医師にして史上最年少、第49代文科副大臣・今枝宗一郎を育んだ教育の中身 社会性のある夢を見る、真のキャリア教育とは
母がインストールしてくれた「愛のプログラミング」
重子:そんな夢を見る力を育んだ宗ちゃんのご家庭は、どんな教育方針だったのですか? 今枝:父親はサラリーマン、母親は、三ヶ日でみかん農家の娘として生まれた元教師です。ごく普通の家庭ですが、僕のことをとても愛してくれたし、自己肯定感を育んでくれたというのはすごくありますね。本当に小さいときから、何か目標を立てて、うまくいったらすぐ褒めてくれました。自分が目標を立てる、頑張って達成する、めっちゃ褒められるという、自己肯定感をマックスにするような教育を受けました。これは、多分お袋が僕に施した「愛のプログラミング」です。 重子:愛のプログラミング。いいわね。やり方を指示したり、認知的な能力(知識)を無理やり入れるのではなくて、見守っているのが素敵です。 今枝:そうですね。お袋も教師だったので、基礎的な子どもの育み方についての素養があったんでしょう。勉強についても、嫌いじゃなかったのでそれなりにやっていて。ここでも目標を立てる、頑張る、褒められるという状況だった。加えて、家の中の会話も多かったですね。うちの両親は社会問題とかそういう話が好きで、家庭で社会問題について、普通にしゃべるんですよ。僕もやっぱり背伸びしたい年頃なので、一所懸命その輪の中に入って話して。 重子:それってすばらしいですね。子どもの自己肯定感や共感力、社会性などの非認知能力は「体験」を通じて育まれていくと思っています。今は「体験格差」という言葉もあるけれど、やっぱり体験というのは、お金を払って何かを経験するとか、それだけじゃない。
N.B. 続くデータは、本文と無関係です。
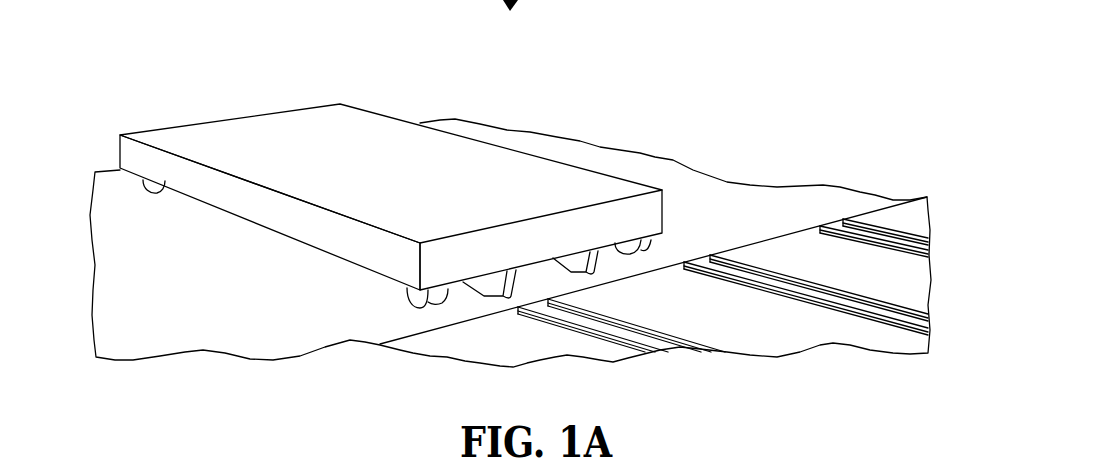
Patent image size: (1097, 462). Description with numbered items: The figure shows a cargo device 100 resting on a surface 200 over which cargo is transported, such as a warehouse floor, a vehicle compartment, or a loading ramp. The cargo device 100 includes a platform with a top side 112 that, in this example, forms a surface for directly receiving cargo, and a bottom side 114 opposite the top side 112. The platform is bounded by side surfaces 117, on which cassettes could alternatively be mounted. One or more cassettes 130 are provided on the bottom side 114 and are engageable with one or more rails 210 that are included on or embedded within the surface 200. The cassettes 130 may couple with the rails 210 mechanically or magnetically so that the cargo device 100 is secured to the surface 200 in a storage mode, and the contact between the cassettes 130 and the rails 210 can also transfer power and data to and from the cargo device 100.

The cargo device 100 is at (367, 171).
The top side 112 is at (518, 170).
The side surface 117 is at (182, 172).
The bottom side 114 is at (240, 238).
The cassette 130 is at (513, 283).
The surface 200 is at (285, 316).
The rails 210 is at (637, 328).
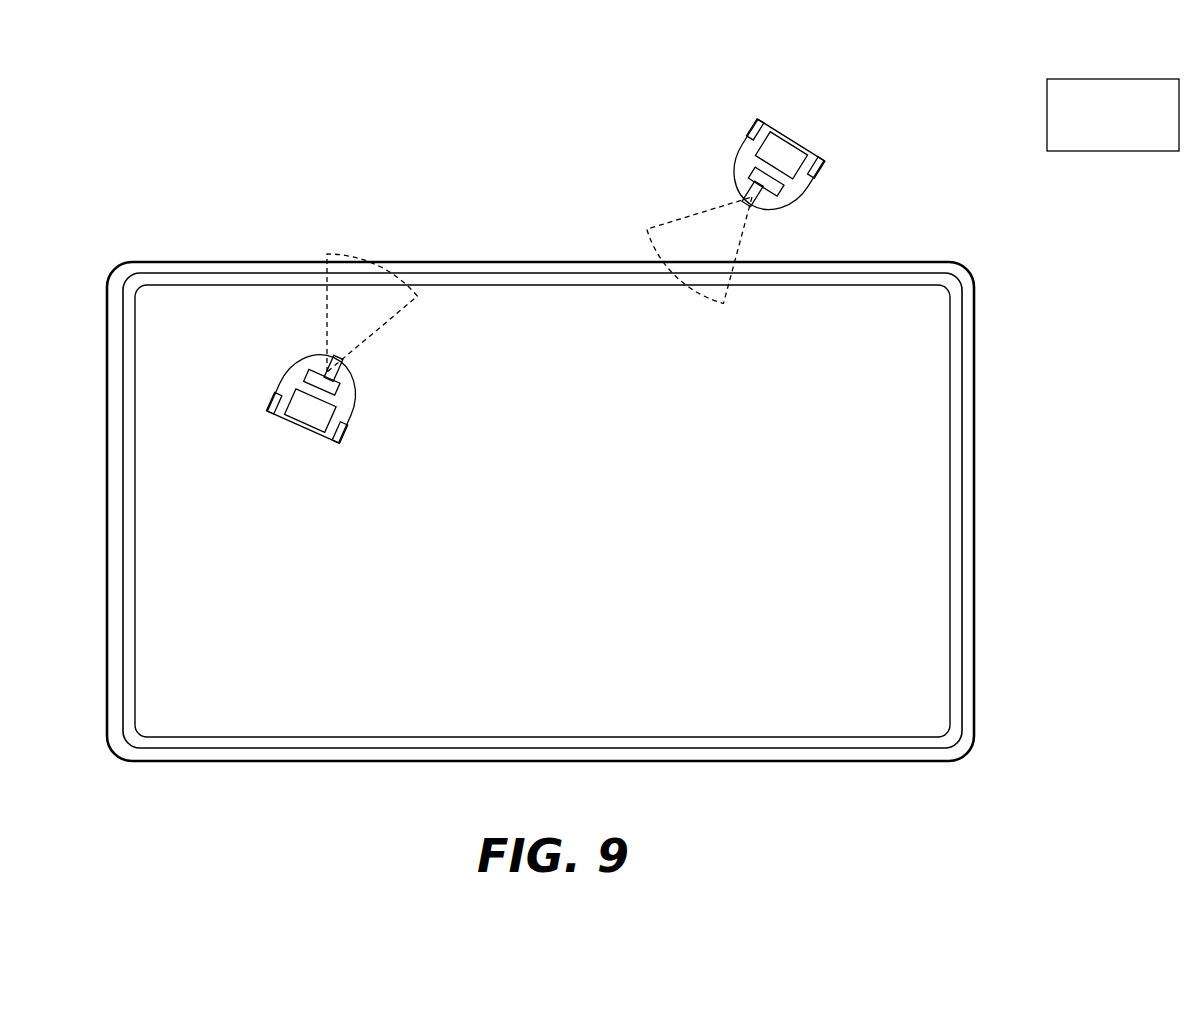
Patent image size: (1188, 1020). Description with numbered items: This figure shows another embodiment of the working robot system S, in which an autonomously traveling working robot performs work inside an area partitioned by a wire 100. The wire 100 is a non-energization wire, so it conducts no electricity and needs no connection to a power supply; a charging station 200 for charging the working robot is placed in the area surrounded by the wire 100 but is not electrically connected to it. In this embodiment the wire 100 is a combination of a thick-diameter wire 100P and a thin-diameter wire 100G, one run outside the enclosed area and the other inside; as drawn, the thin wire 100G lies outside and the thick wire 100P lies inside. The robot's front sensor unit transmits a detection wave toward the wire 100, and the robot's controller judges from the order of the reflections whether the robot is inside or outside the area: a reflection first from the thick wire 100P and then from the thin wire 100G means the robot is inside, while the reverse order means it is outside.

The working robot system S is at (98, 249).
The wire 100 is at (610, 511).
The thin wire 100G is at (974, 428).
The thick wire 100P is at (962, 488).
The charging station 200 is at (1047, 115).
宗ちゃんのように、親と社会問題について話したり、いろいろな大人と会うこと、それこそがかけがえのない体験なんですね。 今枝:おっしゃる通りだと思います。 重子:でも、みんなが宗ちゃんのような家庭環境で育ったり、ほかの大人や社会との触れ合いがあるとは限りません。どうやったら、誰もが宗ちゃんのように自己肯定感や共感力、そして社会性などの非認知能力を育んでいけるとお考えですか? 今枝:それは、やっぱり「教育の中身」ですよね。